UNITED STATES
                       SECURITIES AND EXCHANGE COMMISSION
                             Washington, D.C. 20549

                                    FORM 8-K

                                 CURRENT REPORT
                       Pursuant to Section 13 OR 15(d) of
                       The Securities Exchange Act of 1934
 
          Date of Report (Date of earliest event reported) July 7, 2005

                            ONETRAVEL HOLDINGS, INC.
             (Exact name of registrant as specified in its charter)

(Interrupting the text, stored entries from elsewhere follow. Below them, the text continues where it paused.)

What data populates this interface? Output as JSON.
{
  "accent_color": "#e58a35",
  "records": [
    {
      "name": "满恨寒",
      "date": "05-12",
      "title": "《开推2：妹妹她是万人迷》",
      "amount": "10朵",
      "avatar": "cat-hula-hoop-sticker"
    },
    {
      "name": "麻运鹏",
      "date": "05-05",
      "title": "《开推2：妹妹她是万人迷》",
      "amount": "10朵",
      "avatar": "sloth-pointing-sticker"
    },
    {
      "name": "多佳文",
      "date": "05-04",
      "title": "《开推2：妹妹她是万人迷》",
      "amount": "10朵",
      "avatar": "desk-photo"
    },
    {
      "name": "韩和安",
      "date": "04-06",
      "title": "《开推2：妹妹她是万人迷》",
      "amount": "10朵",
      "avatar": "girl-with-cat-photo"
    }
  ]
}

          Delaware                      1-8662                 23-2265039
(State or other jurisdiction   (Commission File Number)       (IRS Employer
      of incorporation)                                    Identification No.)
 

      6836 Morrison Blvd., Ste. 200,
         Charlotte, North Carolina                             28211
 (Address of principal executive offices)                   (Zip Code)
 
                                 (704) 366-5054
              (Registrant's telephone number, including area code)
 
                           RCG COMPANIES INCORPORATED
          (Former name or former address, if changed since last report)
 
Check the appropriate box below if the Form 8-K filing is intended to
simultaneously satisfy the filing obligation of the registrant under any of the
following provisions (see General Instruction A.2. below):
 
|_|   Written communications pursuant to Rule 425 under the Securities Act (17
      CFR 230.425)

|_|   Soliciting material pursuant to Rule 14a-12 under the Exchange Act (17 CFR
      240.14a-12)

|_|   Pre-commencement communications pursuant to Rule 14d-2(b) under the
      Exchange Act (17 CFR 240.14d-2(b))

|_|   Pre-commencement communications pursuant to Rule 13e-4(c) under the
      Exchange Act (17 CFR 240.13e-4(c))



Item 8.01.  Other Events.

On July 7, 2005, OneTravel Holdings, Inc. (the "Registrant") announced that the
1 for 10 reverse stock split that was approved by stockholders at the
Registrant's June 24, 2005 annual meeting will be effective as of the beginning
of trading July 7, 2005 on the American Stock Exchange. The press release issued
by the Registrant on July 7, 2005 with respect to the 1-for-10 reverse stock
split is filed herewith as Exhibit 99.1






Item 9.01.        Financial Statements and Exhibits.

         (c) Exhibits.

         Exhibit No.       Description

         99.1              Press Release issued July 7, 2005



                                   SIGNATURES
 
      Pursuant to the requirements of the Securities Exchange Act of 1934, the
Registrant has duly caused this report to be signed on its behalf by the
undersigned hereunto duly authorized.
 
Dated: July 11, 2005
 
                                                     ONETRAVEL HOLDINGS, INC.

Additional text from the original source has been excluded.